Weshalb im Falle Pablo Escobars (allein) spanische Verkehrskreise maßgeblich sein sollen, leuchtet nicht ganz ein.  Zum einen dürfte ein Name –anders als eine italienische Wortfolge oder ein deutscher Filmtitel- allgemein geläufiger sein, ohne, dass es besonderer Sprachkenntnisse bedarf. Überdies könnte neben dem spanischen auch auf den –in Europa lebenden-  südamerikanischen Verkehrskreis abgestellt werden. Spätestens seit der Netflix-Serie „Narcos“, die den Aufstieg und Fall von Pablo Escobar zeigt, dürfte dieser den meisten Menschen ohnehin ein Begriff sein.  Dahingehende Erwägungen lässt das Urteil vermissen. Auch eine vertiefte Auseinandersetzung mit den Argumenten der Anmelderin zur Unschuldsvermutung und den behaupteten heldenhaften Taten Pablo Escobars wäre interessant gewesen.

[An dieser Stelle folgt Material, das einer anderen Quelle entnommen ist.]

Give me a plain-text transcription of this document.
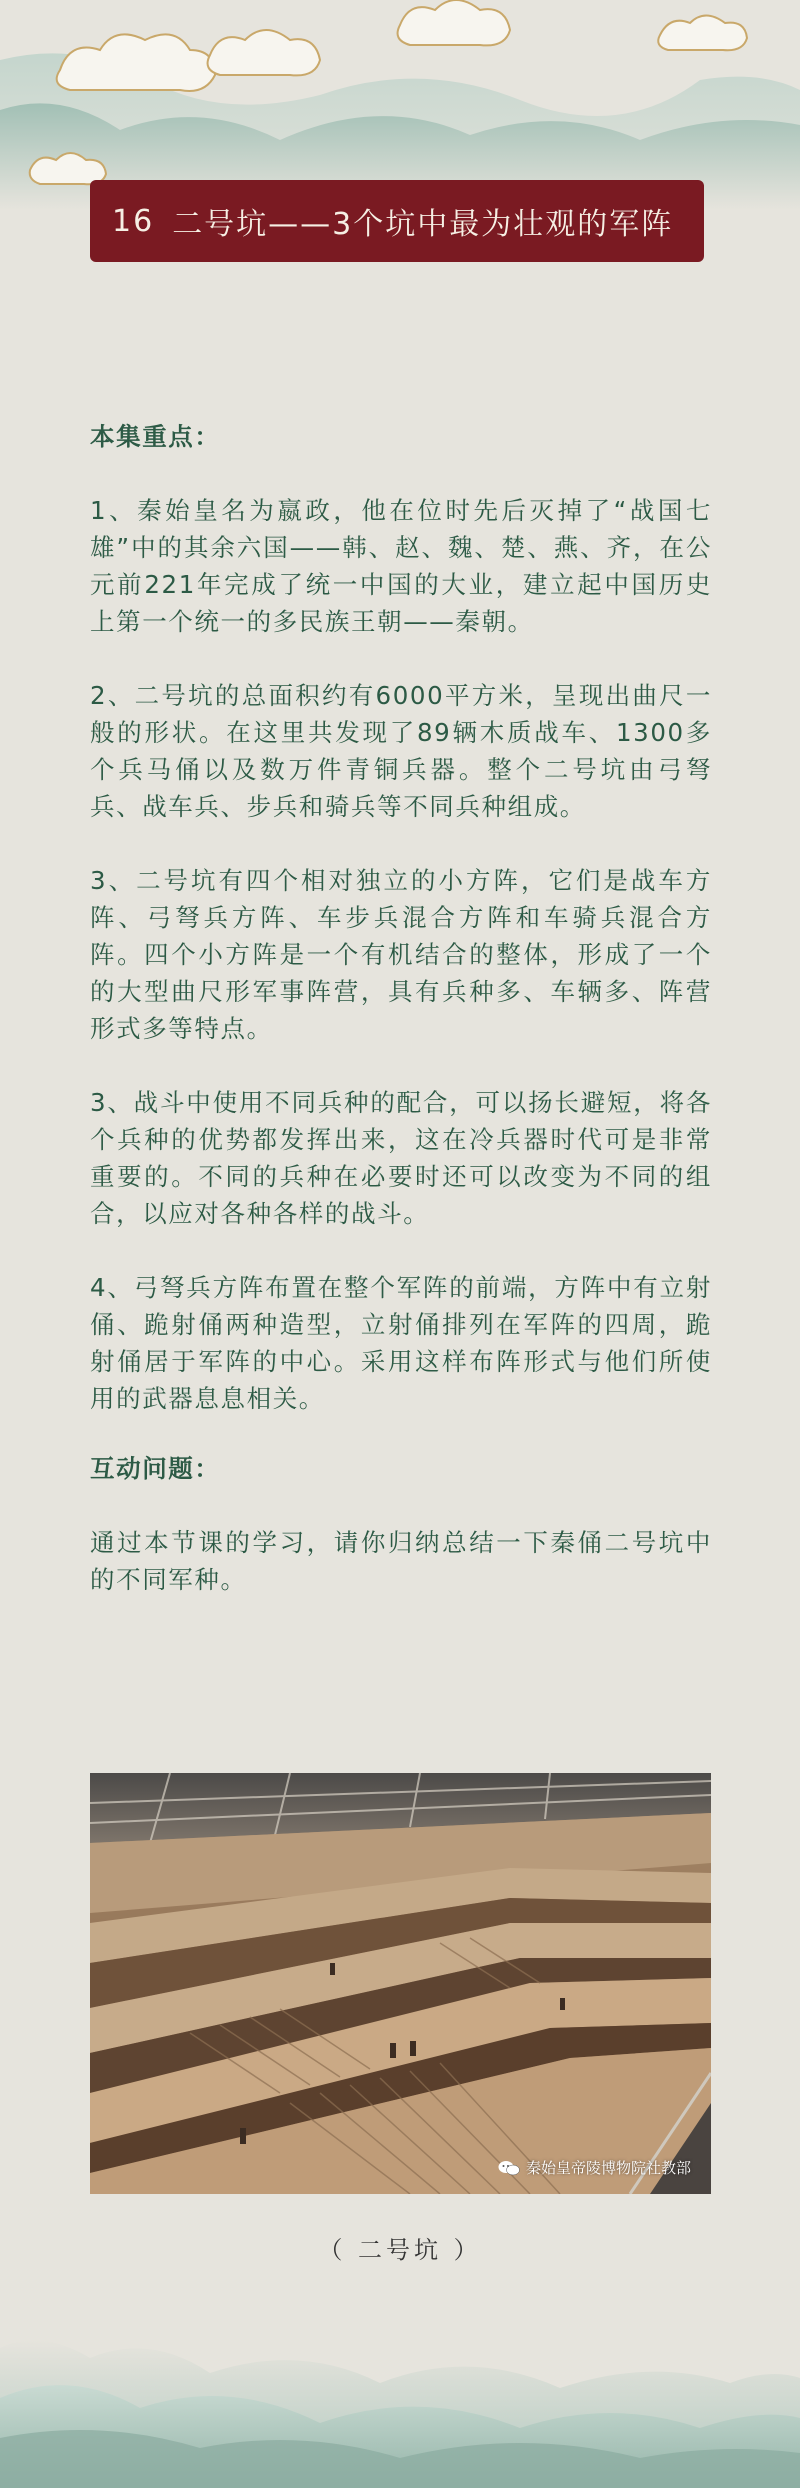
16 二号坑——3个坑中最为壮观的军阵

本集重点：

1、秦始皇名为嬴政，他在位时先后灭掉了“战国七雄”中的其余六国——韩、赵、魏、楚、燕、齐，在公元前221年完成了统一中国的大业，建立起中国历史上第一个统一的多民族王朝——秦朝。

2、二号坑的总面积约有6000平方米，呈现出曲尺一般的形状。在这里共发现了89辆木质战车、1300多个兵马俑以及数万件青铜兵器。整个二号坑由弓弩兵、战车兵、步兵和骑兵等不同兵种组成。

3、二号坑有四个相对独立的小方阵，它们是战车方阵、弓弩兵方阵、车步兵混合方阵和车骑兵混合方阵。四个小方阵是一个有机结合的整体，形成了一个的大型曲尺形军事阵营，具有兵种多、车辆多、阵营形式多等特点。

3、战斗中使用不同兵种的配合，可以扬长避短，将各个兵种的优势都发挥出来，这在冷兵器时代可是非常重要的。不同的兵种在必要时还可以改变为不同的组合，以应对各种各样的战斗。

4、弓弩兵方阵布置在整个军阵的前端，方阵中有立射俑、跪射俑两种造型，立射俑排列在军阵的四周，跪射俑居于军阵的中心。采用这样布阵形式与他们所使用的武器息息相关。

互动问题：

通过本节课的学习，请你归纳总结一下秦俑二号坑中的不同军种。

秦始皇帝陵博物院社教部
（ 二号坑 ）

Was Unternehmen und Einzelpersonen, die historische Figuren für ihre Markenanmeldung nutzen möchten, dem Urteil jedoch zweifelsohne entnehmen können ist, dass einmal mehr deutlich wird, wie hoch Ethik und Moral im Markenrecht gewichtet werden. Marken, die zu diesen im Widerspruch stehen, werden durch die Rechtsordnung klare Grenzen aufgezeigt.